Court of Appeals of Connecticut

February 13, 1990

STATE of Connecticut
v.
Dolphus FUDGE.

Argued Dec. 5, 1989.

Page 1146

John T. Walkley, Sp. Public Defender, for appellant (defendant).

Vincent J. Dooley, Deputy Asst. State's Atty., with whom, on the brief, was Michael Dearington, State's Atty., for appellee (state).

Before DUPONT, C.J., and EDWARD Y. O'CONNELL and LAVERY, JJ.

EDWARD Y. [20 Conn.App. 666] O'CONNELL, Judge.
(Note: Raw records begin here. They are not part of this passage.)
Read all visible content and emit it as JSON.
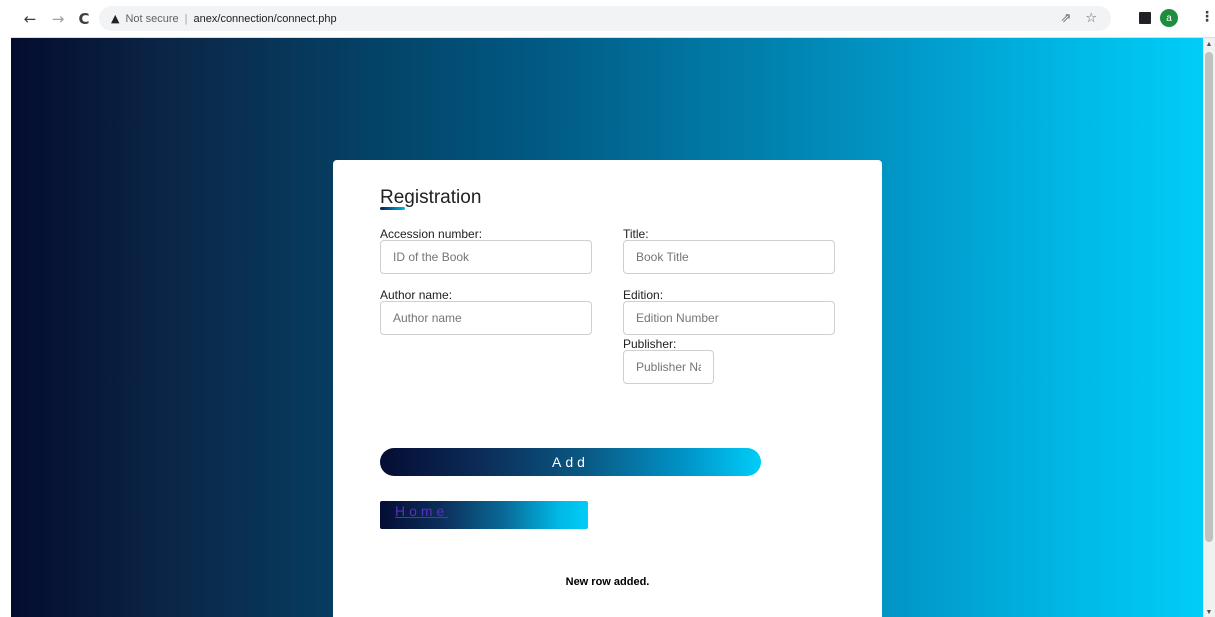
{
  "browser": {
    "security_label": "Not secure",
    "separator": "|",
    "url": "anex/connection/connect.php",
    "profile_initial": "a"
  },
  "form": {
    "title": "Registration",
    "fields": {
      "accession": {
        "label": "Accession number:",
        "placeholder": "ID of the Book"
      },
      "title": {
        "label": "Title:",
        "placeholder": "Book Title"
      },
      "author": {
        "label": "Author name:",
        "placeholder": "Author name"
      },
      "edition": {
        "label": "Edition:",
        "placeholder": "Edition Number"
      },
      "publisher": {
        "label": "Publisher:",
        "placeholder": "Publisher Name"
      }
    },
    "add_label": "Add",
    "home_label": "Home",
    "status": "New row added."
  },
  "colors": {
    "gradient_dark": "#040c2e",
    "gradient_light": "#00cdf8",
    "home_link": "#5a2ec2",
    "card_bg": "#ffffff"
  }
}
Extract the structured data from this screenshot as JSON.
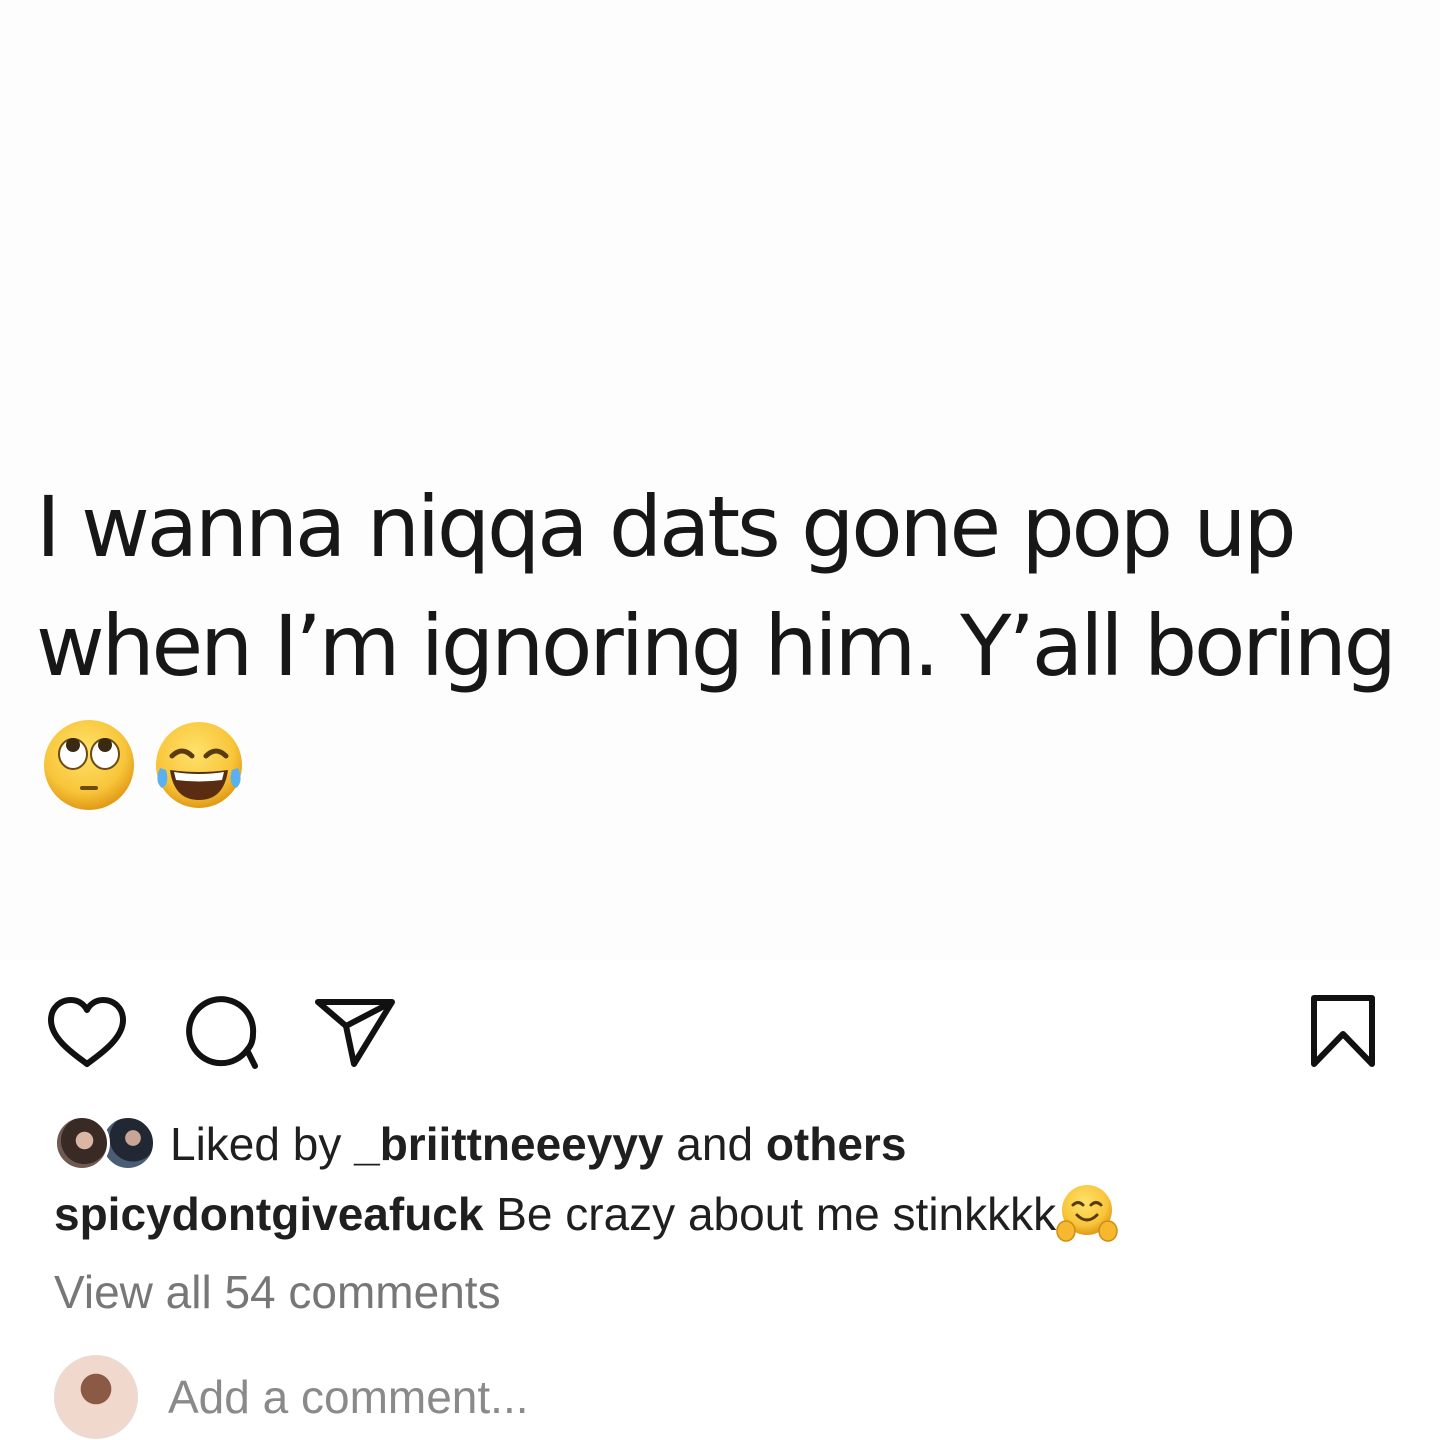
{
  "post": {
    "text_lines": [
      "I wanna niqqa dats gone pop up",
      "when I’m ignoring him. Y’all boring"
    ],
    "emojis": [
      "face-with-rolling-eyes",
      "face-with-tears-of-joy"
    ]
  },
  "actions": {
    "icons": [
      "heart-icon",
      "comment-icon",
      "paper-plane-icon",
      "bookmark-icon"
    ]
  },
  "likes": {
    "prefix": "Liked by ",
    "user": "_briittneeeyyy",
    "middle": " and ",
    "others": "others"
  },
  "caption": {
    "username": "spicydontgiveafuck",
    "text": " Be crazy about me stinkkkk",
    "emoji": "hugging-face"
  },
  "comments": {
    "view_all": "View all 54 comments"
  },
  "add_comment": {
    "placeholder": "Add a comment..."
  }
}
The defendant appeals from the judgment of conviction, after a jury trial, of the crimes of robbery in the first degree in violation of General Statutes §§ 531-134(a)(4) and 53a-8, larceny in the first degree in violation of General Statutes §§ 53a-119, 53a-122(a)(2) and 53a-8, and conspiracy to commit robbery in the first degree in violation of General Statutes §§ 53a-48(a) and 53a-134(a)(4). The defendant claims (1) that the evidence was insufficient to sustain the verdict, (2) that his simultaneous convictions for robbery in the first degree and conspiracy to commit robbery in the first degree violated his double jeopardy rights, and (3) that the court erred in instructing the jury on accomplice liability. We find no error.

The charges against the defendant relate to an armed robbery of a bank in New Haven on June 30, 1983. Testimony at trial by the state's key witness showed that the defendant helped to plan the crime but did not participate in the actual robbery,

Page 1147

which was committed by two other participants. The robbery and larceny convictions were based on General Statutes § 53a-8, which provides for accessorial liability. Additional facts are included in the discussion of the first issue.

I

The defendant first argues that the evidence was insufficient to support his convictions for larceny in the first degree and robbery in the first degree. [1] In reviewing a sufficiency of evidence claim, we give the evidence the construction most favorable to sustaining the verdict. State v. Ruth, 16 Conn.App. 148, 153-54, 547 A.2d 548 (1988), cert. denied, 209 Conn. 827, 552 A.2d [20 Conn.App. 667] 434 (1989). We then determine if any rational trier of fact could have found the essential elements of the crime beyond a reasonable doubt. State v. Kelly, 208 Conn. 365, 386, 545 A.2d 1048 (1988).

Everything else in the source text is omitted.